If you want to contact me, do not use the forum PM. I respond once a year or two, when I need to write a PM myself. I apologize for the inconvenience.
Telegram: Nuno69a
E-Mail: nuno69a (at) gmail (dot) com

2018-12-07 18:36:54

@4, you probably could, though I wouldn't recommend it. I doubt visual studio (or .NET for that matter) would be happy if you mixed two .NET libraries that are practically opposites. Give it a go though, its worth a try.

"On two occasions I have been asked [by members of Parliament!]: 'Pray, Mr. Babbage, if you put into the machine wrong figures, will the right answers come out ?' I am not able rightly to apprehend the kind of confusion of ideas that could provoke such a question."    — Charles Babbage.
My Github

2018-12-07 19:15:58

Its a COM api after all, so you can use it without being UWP at all as far as I can see, since NVDA isn't UWP nor Windows Forms and can access it anyway. It could actually help to tak e a look into the NVDA source to see how they access it.
Best Regards.
Hijacker

2018-12-07 20:14:18

Yeah, I'll do. Or if it won't work, I'll try and learn that UWP for this little app I want to write.
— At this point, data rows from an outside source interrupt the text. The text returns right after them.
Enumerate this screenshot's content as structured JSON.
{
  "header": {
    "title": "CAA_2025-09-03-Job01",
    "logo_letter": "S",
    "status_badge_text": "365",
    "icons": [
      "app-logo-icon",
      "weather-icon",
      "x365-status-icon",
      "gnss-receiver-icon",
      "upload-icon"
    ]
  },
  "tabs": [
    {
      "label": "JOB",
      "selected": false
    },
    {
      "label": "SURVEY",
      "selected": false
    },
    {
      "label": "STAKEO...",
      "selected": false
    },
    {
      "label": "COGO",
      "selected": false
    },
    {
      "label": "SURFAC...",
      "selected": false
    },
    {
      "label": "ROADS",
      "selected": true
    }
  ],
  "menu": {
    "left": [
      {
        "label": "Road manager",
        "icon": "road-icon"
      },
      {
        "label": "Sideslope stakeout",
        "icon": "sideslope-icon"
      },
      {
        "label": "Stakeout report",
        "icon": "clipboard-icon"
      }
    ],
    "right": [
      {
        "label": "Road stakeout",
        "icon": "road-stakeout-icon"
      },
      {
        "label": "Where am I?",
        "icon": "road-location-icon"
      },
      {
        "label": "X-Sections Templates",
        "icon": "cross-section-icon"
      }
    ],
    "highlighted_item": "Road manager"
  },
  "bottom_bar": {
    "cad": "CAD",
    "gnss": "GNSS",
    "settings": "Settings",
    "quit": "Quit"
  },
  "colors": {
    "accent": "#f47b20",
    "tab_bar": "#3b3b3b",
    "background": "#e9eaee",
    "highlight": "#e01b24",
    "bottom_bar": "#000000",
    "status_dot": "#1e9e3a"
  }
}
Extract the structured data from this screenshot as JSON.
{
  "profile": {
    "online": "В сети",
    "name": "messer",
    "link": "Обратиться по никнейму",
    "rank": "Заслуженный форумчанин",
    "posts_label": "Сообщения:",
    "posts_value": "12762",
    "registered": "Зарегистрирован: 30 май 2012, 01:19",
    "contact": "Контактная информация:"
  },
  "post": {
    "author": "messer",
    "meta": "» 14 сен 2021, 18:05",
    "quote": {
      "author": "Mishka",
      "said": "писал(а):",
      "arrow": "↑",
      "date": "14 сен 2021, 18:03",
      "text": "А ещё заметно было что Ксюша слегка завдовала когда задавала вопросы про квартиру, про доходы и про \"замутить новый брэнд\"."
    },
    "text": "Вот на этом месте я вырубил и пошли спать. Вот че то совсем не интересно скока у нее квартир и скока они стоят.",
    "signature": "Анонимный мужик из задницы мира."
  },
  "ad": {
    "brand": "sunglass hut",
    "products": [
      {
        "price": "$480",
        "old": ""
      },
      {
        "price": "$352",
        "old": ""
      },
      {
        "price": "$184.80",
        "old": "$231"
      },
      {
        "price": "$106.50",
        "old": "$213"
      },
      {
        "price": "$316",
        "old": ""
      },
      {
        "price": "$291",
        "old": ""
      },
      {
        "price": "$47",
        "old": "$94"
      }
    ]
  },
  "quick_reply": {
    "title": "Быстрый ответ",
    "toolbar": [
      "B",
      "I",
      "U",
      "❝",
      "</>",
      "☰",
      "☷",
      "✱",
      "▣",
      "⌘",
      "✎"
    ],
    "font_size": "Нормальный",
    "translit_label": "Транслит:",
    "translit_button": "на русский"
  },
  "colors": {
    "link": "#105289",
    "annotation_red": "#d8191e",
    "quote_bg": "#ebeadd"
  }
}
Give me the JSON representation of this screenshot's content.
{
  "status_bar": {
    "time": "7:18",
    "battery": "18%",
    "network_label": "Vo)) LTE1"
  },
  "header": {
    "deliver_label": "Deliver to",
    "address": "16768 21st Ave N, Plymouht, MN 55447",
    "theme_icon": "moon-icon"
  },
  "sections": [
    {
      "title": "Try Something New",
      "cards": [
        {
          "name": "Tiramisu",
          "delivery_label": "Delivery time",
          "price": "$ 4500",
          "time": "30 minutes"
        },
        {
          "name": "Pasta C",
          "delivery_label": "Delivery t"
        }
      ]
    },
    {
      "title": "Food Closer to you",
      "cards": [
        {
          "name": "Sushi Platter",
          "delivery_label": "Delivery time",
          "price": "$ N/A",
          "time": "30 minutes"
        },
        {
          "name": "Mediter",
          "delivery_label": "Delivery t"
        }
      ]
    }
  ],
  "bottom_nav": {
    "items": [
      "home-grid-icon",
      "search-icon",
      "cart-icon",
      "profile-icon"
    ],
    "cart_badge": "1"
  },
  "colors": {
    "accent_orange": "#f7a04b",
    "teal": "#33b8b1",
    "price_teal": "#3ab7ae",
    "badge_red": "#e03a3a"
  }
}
If you want to contact me, do not use the forum PM. I respond once a year or two, when I need to write a PM myself. I apologize for the inconvenience.
Telegram: Nuno69a
E-Mail: nuno69a (at) gmail (dot) com

2018-12-07 21:35:24 (edited by Ethin 2018-12-07 21:39:36)

NVDA's windows 10 OCR recognition is defined in globalCommands.py, starting on line 2185:

def script_recognizeWithUwpOcr(self, gesture):
        if not winVersion.isUwpOcrAvailable():
            # Translators: Reported when Windows 10 OCR is not available.
            ui.message(_("Windows 10 OCR not available"))
            return
        from contentRecog import uwpOcr, recogUi
        recog = uwpOcr.UwpOcr()
        recogUi.recognizeNavigatorObject(recog)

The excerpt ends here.